“E o Senhor Bispo era um Santo…
Minha mãe, nascida em 1905, gostava de recordar-me os seus tempos de menina, quando o “Senhor Abade”, maltratado pelos carbonários e expulso da residência paroquial, viera viver em sua casa. E acrescentava, “até o Senhor Bispo, que era um santo, foi preso”. Nunca me disse o nome do “Senhor Abade” nem do “Senhor Bispo”.
O tempo passou, as memórias desvaneceram-se. Só muito mais tarde é que associei D. António Barroso àquele bispo de longas barbas brancas de que minha mãe falava.
Estas evocações vêm a propósito de um centenário que passou no dia 7 de Março passado. Nesse dia, mas de 1911, D. António Barroso foi julgado, condenado e expulso da sua Diocese do Porto.
E porquê?
- Não foi ele o jovem missionário que reorganizou a Missão do Congo ao serviço da Igreja e com a gratidão do Rei: o maior aplauso e louvor, por actos que tanto o recomendam ao reconhecimento nacional?
- Não foi ele o Prelado de Moçambique que mereceu o testemunho do Comissário Régio: Crescera o pessoal do sacerdócio, fundavam-se novas paróquias, criavam-se missões. Dignificava-se o culto, o Prelado embrenhava-se nos sertões para reconhecer as necessidades da diocese, as suas virtudes austeras sem intolerância inspiravam respeito e simpatias que redundavam em autoridade moral para o clero?
- Não foi ele o Bispo de Meliapor que ajudou a resolver graves conflitos na igreja da Índia?

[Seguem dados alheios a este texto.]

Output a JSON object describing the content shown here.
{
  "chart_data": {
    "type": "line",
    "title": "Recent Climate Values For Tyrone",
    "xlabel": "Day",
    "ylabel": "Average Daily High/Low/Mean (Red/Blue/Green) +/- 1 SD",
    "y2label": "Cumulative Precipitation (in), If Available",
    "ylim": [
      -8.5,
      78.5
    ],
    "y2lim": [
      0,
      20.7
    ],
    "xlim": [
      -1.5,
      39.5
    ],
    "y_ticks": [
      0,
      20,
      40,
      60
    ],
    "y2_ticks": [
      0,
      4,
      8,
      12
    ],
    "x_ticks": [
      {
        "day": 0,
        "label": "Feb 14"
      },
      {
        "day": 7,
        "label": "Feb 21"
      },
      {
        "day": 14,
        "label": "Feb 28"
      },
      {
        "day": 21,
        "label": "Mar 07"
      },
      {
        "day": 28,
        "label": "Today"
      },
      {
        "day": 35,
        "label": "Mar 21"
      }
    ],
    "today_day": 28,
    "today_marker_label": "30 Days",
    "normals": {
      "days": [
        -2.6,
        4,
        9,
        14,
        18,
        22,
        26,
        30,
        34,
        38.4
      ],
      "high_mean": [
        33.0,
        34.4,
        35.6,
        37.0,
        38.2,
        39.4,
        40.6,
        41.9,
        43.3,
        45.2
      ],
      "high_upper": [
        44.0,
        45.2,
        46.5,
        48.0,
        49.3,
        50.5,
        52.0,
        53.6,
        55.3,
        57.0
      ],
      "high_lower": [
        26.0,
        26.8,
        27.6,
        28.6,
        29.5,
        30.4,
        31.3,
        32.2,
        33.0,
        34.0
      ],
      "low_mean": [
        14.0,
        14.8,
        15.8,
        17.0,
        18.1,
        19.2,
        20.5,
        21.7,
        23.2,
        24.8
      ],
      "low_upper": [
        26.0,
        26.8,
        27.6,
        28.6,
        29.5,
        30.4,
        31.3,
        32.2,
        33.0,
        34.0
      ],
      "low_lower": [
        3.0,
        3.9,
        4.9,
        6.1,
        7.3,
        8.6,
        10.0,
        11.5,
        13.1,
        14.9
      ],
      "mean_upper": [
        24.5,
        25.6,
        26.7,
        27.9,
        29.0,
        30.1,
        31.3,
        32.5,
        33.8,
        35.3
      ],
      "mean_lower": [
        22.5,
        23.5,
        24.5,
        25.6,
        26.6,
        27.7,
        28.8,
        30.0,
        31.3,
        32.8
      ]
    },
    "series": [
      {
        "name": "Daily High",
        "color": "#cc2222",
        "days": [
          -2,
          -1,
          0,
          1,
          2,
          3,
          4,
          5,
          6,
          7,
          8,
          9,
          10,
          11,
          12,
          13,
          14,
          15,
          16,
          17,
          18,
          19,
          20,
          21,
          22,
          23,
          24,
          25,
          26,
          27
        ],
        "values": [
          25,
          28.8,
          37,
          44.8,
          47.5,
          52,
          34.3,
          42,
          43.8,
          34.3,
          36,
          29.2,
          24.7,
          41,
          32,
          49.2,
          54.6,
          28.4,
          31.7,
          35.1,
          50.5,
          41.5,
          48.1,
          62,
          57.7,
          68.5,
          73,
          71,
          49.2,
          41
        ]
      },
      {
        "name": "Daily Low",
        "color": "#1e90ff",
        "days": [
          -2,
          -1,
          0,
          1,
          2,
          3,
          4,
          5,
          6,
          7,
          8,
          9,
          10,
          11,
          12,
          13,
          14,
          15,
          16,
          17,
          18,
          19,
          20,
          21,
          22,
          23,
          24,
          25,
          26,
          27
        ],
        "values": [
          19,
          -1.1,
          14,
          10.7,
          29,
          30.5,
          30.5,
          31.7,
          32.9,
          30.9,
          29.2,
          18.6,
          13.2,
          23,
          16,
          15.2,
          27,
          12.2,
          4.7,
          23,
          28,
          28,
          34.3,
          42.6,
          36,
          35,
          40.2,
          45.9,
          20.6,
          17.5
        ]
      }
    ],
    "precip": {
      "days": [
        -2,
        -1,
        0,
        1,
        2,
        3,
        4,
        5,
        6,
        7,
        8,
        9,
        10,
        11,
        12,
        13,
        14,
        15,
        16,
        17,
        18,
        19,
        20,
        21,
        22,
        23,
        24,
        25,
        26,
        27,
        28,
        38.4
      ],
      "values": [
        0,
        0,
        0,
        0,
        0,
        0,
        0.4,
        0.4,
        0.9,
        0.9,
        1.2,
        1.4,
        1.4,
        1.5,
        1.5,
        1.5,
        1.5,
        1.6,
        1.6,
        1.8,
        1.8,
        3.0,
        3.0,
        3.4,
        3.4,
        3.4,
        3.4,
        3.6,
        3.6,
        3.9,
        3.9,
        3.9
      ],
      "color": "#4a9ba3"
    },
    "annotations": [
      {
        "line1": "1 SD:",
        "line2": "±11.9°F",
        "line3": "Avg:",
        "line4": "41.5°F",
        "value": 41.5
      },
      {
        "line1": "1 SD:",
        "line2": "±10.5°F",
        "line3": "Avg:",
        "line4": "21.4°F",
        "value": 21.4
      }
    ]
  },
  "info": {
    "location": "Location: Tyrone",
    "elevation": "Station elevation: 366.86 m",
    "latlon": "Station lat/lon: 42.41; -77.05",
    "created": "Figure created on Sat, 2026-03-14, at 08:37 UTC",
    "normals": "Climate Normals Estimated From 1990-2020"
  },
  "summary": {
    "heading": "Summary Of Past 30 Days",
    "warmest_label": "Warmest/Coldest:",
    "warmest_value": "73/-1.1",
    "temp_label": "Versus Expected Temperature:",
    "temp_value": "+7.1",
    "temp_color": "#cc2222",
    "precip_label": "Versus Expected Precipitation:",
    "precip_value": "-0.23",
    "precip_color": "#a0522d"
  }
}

- Como Bispo do Porto, preocupou-se com a Assistência aos Tuberculosos; impulsionou as Escolas agrícolas; acarinhou o Asilo de Vilar, o Recolhimento das Meninas Desamparadas, as Irmãzinhas dos Pobres, o Círculo Católico Operário; impulsionou a Associação dos Médicos Católicos e criou a Associação de Protecção à Infância.
- O próprio decreto governamental que o condenou não pôde ignorar o seu mérito: D. António Barroso prestou outrora relevantes serviços à Pátria portuguesa e é dotado de incontestáveis virtudes pessoais que o impõem como homem ao respeito dos seus conterrâneos.
Então por que foi condenado?
-Porque, com o Arcebispo de Évora, foi o autor da Pastoral Colectiva dos Bispos Portugueses; porque escreveu a Afonso Costa dizendo-lhe para não publicar legislação contra a Igreja sem a submeter à aprovação da Assembleia Constituinte a eleger; porque, contrariando as ordens do Governo, não proibiu a leitura da Pastoral Colectiva na sua Diocese e responsabilizou-se pelos padres que foram presos por a terem lido, que, por isso, foram libertados. Só regressou à Diocese em 1914. E voltou a ser desterrado em 1917.
D. António Ferreira Gomes, no centenário do seu nascimento, considerou-o da estirpe “dos Assis, dos Xavieres e dos Britos”.
Era um santo. “Vox Populi…”. Estamos a aguardar a conclusão do processo da sua beatificação.